Après la publication de Petite Histoire de la Drôme, j'ai eu l'occasion de rencontrer le public en plusieurs endroits du département et d'observer ses réactions. J'ignorais la façon dont mon livre serait accueilli, et d'une manière plus générale, je découvrais les sentiments des Drômois envers leur propre département. L'ambiguïté que j'avais cru déceler à partir de ma vie quotidienne, s'est trouvée confirmée. Souvent, j'ai entamé des discussions qui ont pu être animées. On allait de la curiosité bienveillante à l'intérêt modéré. Pour passer, aux confins méridionaux, à la méfiance pouvant atteindre l'hostilité déclarée.

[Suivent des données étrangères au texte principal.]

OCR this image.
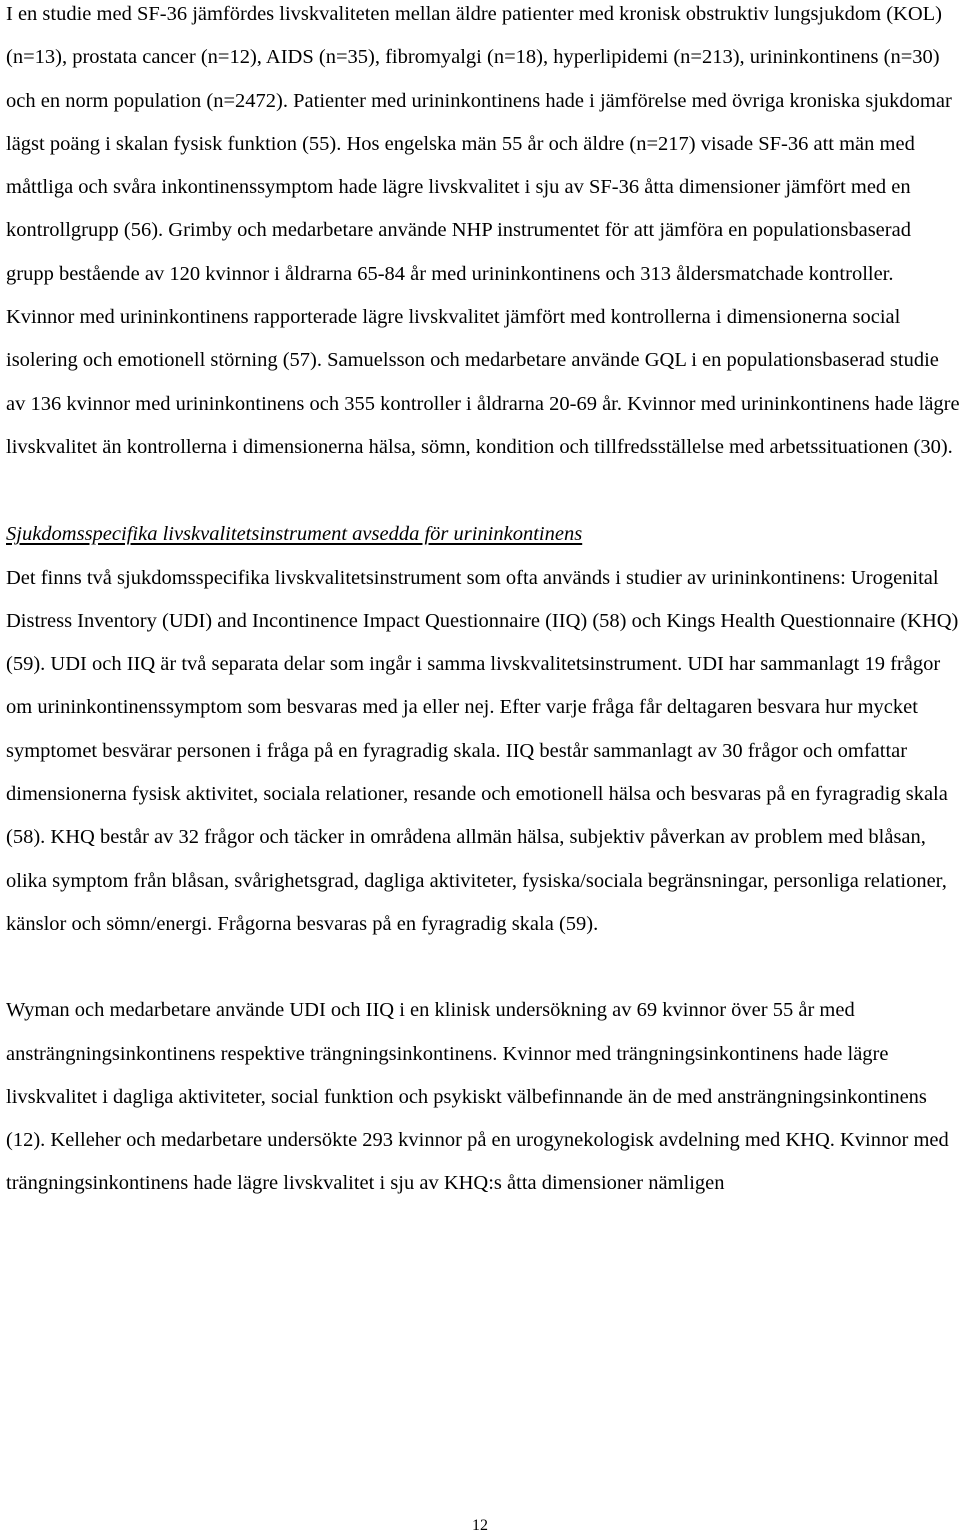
I en studie med SF-36 jämfördes livskvaliteten mellan äldre patienter med kronisk obstruktiv lungsjukdom (KOL) (n=13), prostata cancer (n=12), AIDS (n=35), fibromyalgi (n=18), hyperlipidemi (n=213), urininkontinens (n=30) och en norm population (n=2472). Patienter med urininkontinens hade i jämförelse med övriga kroniska sjukdomar lägst poäng i skalan fysisk funktion (55). Hos engelska män 55 år och äldre (n=217) visade SF-36 att män med måttliga och svåra inkontinenssymptom hade lägre livskvalitet i sju av SF-36 åtta dimensioner jämfört med en kontrollgrupp (56). Grimby och medarbetare använde NHP instrumentet för att jämföra en populationsbaserad grupp bestående av 120 kvinnor i åldrarna 65-84 år med urininkontinens och 313 åldersmatchade kontroller. Kvinnor med urininkontinens rapporterade lägre livskvalitet jämfört med kontrollerna i dimensionerna social isolering och emotionell störning (57). Samuelsson och medarbetare använde GQL i en populationsbaserad studie av 136 kvinnor med urininkontinens och 355 kontroller i åldrarna 20-69 år. Kvinnor med urininkontinens hade lägre livskvalitet än kontrollerna i dimensionerna hälsa, sömn, kondition och tillfredsställelse med arbetssituationen (30).

Sjukdomsspecifika livskvalitetsinstrument avsedda för urininkontinens

Det finns två sjukdomsspecifika livskvalitetsinstrument som ofta används i studier av urininkontinens: Urogenital Distress Inventory (UDI) and Incontinence Impact Questionnaire (IIQ) (58) och Kings Health Questionnaire (KHQ) (59). UDI och IIQ är två separata delar som ingår i samma livskvalitetsinstrument. UDI har sammanlagt 19 frågor om urininkontinenssymptom som besvaras med ja eller nej. Efter varje fråga får deltagaren besvara hur mycket symptomet besvärar personen i fråga på en fyragradig skala. IIQ består sammanlagt av 30 frågor och omfattar dimensionerna fysisk aktivitet, sociala relationer, resande och emotionell hälsa och besvaras på en fyragradig skala (58). KHQ består av 32 frågor och täcker in områdena allmän hälsa, subjektiv påverkan av problem med blåsan, olika symptom från blåsan, svårighetsgrad, dagliga aktiviteter, fysiska/sociala begränsningar, personliga relationer, känslor och sömn/energi. Frågorna besvaras på en fyragradig skala (59).

Wyman och medarbetare använde UDI och IIQ i en klinisk undersökning av 69 kvinnor över 55 år med ansträngningsinkontinens respektive trängningsinkontinens. Kvinnor med trängningsinkontinens hade lägre livskvalitet i dagliga aktiviteter, social funktion och psykiskt välbefinnande än de med ansträngningsinkontinens (12). Kelleher och medarbetare undersökte 293 kvinnor på en urogynekologisk avdelning med KHQ. Kvinnor med trängningsinkontinens hade lägre livskvalitet i sju av KHQ:s åtta dimensioner nämligen

12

Moi, je proviens d'un département, l'Allier, qui, à l'instar de la Drôme et du Dauphiné, est issu d'une province au passé prestigieux, le Bourbonnais, seigneurie puis duché d'une famille qui a donné tant de rois à la France. Annexée à l'Auvergne, puis maintenant à Rhône-Alpes-Auvergne, l'identité bourbonnaise s'affirme, fortement, surtout au cœur du département. Dès qu'on atteint les limites géographiques, l'enthousiasme faiblit. Il suffit de considérer l'Histoire : Vichy resta auvergnate jusqu'au début du quinzième siècle, et Montluçon se revendiqua, à la Révolution, chef-lieu d'un hypothétique département du Haut-Cher. Incroyable, la longévité, la solidité des mentalités et des traditions transmises de génération en génération. (C'est une observation que j'avais déjà faite à propos des langues régionales, sicilienne, corse ou bretonne.)

Pour en revenir à la Drôme, qu'elle soit des collines, du Valentinois, de la montagne ou de la vallée, elle me paraît porter un regard assez distant sur elle-même. Bienveillant, certes. Mais l'approche de son passé ne revêt aucun caractère d'urgence. Que l'on franchisse le Rhône (pour passer en Ardèche), ou la ligne des oliviers, on est carrément en pays différent, pour ne pas dire hostile. Pourtant, nombreux sont les Ardéchois d'origine, immigrés de longue date dans la Drôme. Quant au Sud, qui se dit provençal, sa barrière arborée l'éloigne de Valence. C'est Carpentras, Orange, Avignon qui exercent leur fascination. Mais l'olivier ne délimite que l'influence climatique méditerranéenne. La Drôme provençale n'a jamais appartenu, à l'exception de quelques enclaves, à la Provence. (À moins de remonter, peut-être aux temps antiques ou haut-moyenâgeux.) N'est-ce pas une richesse que d'être Drôme provençale plutôt que Haut-Vaucluse ?

En somme, avant d'être une, la Drôme se morcelle en zones géographiques, puis en innombrables communautés : ardéchoise, arménienne, italienne, maghrébine, turque... etc., sans oublier les différentes religions.

Peut-être peut-on risquer l'idée que les populations ont-été soumises et incorporées rudement au Dauphiné par les comtes d'Albon, puis par les Dauphins et les rois de France.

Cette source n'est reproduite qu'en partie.